Pf: Suppose $f(a,b) = f(c,d)$. If $a+b = c+d$ then $a+\sum_{i=0}^{a+b} i + c+\sum_{i=0}^{a+b} i$ so $a = c$ and $b = d$. If $a+b < c+d$ then $f(c,d) = c+ \sum_{i=0}^{a+b} i + \sum_{k=a+b+1}^{c+d}k > c+\sum_{i_0}^{a+b} i + a > f(a,b)$ which is a contradiction. If $a+b > c+d$ we get a similar contradiction by the same argument. So $f$ is injective.

If $n \in \mathbb N$ then there exist $m$ so that $sum_{i=0}^m i \le n < \sum_{i=0}^{m+1} i$ so let $k = n - sum_{i=0}^m i$ and we have $k \le m$ so $f(k,m-k) = \sum_{i=0}^m i + k = n$ so $f$ is surjective.

Fact 2: if the natural numbers don't contain $0$ $\mathbb N$ is still bijective with $\mathbb N \times N$.

Let $f$ be as in Fact 1. Let $g:\mathbb N \times N \rightarrow \mathbb N$ via $g(a,b) = f^{-1}(a-1,b-1) + 1$ which is clearly a bijection.

Fact 3: if $q = a/b; a,b \in \mathbb Z^+; \gcd(a,b) = 1$ then $h(q) = (a,b)$ $h:\mathbb Q^+ \rightarrow \mathbb N\times \mathbb N: h(q=a/b) = (a,b)$ is injective although not surjective.

Pf: if $r = a/b$ and $q \ne a/b$ then $h(q) \ne (a,b)= h(r)$.

Fact 4: $k:\mathbb N \rightarrow \mathbb Q^+: k(n) = n$ is an injection.

So we have $g\circ h:\mathbb Q^+ \rightarrow \mathbb N$ is an injection. and we have $k: \mathbb N \rightarrow Q^+$ is an injection.

So $\mathbb Q^+$ and $\mathbb N$ have same cardinality.

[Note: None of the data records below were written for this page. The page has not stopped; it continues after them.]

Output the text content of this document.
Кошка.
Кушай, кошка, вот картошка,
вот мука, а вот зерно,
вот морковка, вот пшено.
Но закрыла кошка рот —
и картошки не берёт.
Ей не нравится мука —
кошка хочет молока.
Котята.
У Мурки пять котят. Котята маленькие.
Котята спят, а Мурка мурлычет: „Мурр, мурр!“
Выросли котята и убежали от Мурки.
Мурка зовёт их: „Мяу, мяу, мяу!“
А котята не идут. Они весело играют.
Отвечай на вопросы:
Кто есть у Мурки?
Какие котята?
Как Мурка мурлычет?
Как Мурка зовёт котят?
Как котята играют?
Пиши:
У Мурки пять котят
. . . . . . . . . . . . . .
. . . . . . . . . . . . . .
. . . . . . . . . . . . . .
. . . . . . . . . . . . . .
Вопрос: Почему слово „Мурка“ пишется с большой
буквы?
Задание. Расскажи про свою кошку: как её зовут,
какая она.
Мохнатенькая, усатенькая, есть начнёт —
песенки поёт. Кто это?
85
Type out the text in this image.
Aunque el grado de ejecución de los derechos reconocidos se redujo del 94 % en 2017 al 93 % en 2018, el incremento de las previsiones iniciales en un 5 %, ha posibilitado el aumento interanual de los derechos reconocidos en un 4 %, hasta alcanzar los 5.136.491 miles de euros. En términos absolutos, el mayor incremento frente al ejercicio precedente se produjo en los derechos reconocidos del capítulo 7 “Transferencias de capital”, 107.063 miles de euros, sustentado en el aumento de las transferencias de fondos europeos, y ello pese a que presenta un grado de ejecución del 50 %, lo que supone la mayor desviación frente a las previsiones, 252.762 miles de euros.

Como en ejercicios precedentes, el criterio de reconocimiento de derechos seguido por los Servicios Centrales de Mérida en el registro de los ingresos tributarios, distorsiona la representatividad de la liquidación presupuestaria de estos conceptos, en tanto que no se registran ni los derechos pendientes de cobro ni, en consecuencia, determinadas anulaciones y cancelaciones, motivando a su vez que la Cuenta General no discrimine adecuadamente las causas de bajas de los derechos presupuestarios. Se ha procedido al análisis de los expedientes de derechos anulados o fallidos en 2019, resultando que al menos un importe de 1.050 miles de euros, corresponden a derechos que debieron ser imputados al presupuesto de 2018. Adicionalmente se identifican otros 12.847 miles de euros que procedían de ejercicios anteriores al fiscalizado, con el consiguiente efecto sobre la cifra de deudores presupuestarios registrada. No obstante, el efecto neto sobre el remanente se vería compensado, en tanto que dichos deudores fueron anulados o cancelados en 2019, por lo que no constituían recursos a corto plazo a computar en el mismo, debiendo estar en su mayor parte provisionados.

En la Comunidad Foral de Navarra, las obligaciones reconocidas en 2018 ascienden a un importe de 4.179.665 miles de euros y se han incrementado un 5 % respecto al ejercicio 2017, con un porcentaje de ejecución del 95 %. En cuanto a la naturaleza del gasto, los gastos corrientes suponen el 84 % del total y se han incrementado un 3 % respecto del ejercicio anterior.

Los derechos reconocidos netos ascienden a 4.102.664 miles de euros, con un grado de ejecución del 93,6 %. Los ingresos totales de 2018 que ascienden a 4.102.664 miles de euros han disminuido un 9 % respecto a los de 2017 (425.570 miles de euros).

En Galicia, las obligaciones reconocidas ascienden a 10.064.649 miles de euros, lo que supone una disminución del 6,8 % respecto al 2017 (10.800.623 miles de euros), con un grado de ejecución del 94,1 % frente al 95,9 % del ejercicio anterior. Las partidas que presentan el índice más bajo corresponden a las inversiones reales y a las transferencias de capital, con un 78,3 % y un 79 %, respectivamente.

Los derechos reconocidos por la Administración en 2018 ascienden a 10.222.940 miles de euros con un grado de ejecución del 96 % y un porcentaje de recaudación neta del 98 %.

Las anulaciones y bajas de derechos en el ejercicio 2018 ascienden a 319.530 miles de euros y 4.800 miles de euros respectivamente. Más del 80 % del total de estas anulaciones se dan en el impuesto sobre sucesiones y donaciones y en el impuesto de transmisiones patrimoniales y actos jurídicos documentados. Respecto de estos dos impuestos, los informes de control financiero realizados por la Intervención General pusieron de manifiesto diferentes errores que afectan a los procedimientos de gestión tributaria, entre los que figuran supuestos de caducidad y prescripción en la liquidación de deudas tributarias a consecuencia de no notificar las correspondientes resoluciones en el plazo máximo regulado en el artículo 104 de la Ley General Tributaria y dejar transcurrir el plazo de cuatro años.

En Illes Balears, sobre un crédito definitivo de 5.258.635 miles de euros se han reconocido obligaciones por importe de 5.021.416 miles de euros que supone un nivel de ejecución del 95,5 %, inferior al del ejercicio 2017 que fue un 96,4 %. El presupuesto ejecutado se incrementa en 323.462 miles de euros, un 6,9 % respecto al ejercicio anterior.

So my question... Do you still want to find the precise bijection.

Answer 2

Define $$g(n)=(-1)^n \Big\lceil\frac{n}{2}\Big\rceil,$$

and then set $$f(p_1^{e_1}\dots p_k^{e_k})=p_1^{g(e_1)}\dots p_k^{g(e_k)},$$ where $p_1,\dots,p_k$ are distinct primes. (Since an empty product equals $1,$ we have $f(1)=1.)$

The function $f$ is a bijection from $\mathbb{N^+}$ to $\mathbb{Q^+}.$

This isn't the same as the snaking pattern that one often sees, but it is an easily-defined formula for a bijection between the two sets.

Answer 3

For a rational $r$, let

$$\begin{cases}p(r):=r\arg\min_n(rn\in\mathbb N),\\q(r):=p(r)/r\end{cases}$$ which turns it to an irreducible fraction, and let $$\phi(p,q)=\begin{cases}\gcd(p,q)=1\to1\\\gcd(p,q)>1\to0\end{cases}$$ which tests for irreducibility of a fraction.

Then

$$n(r):=\sum_{s=2}^{p(r)+q(r)-1}\sum_{i=1}^{s-1}\phi(i,s-i)+\sum_{i=1}^{p(r)}\phi(i,p(r)+q(r)-i)$$ formally defines the bijection from $\mathbb Q^+$ to $\mathbb N^*$.

For example, $n(1.25)=25$.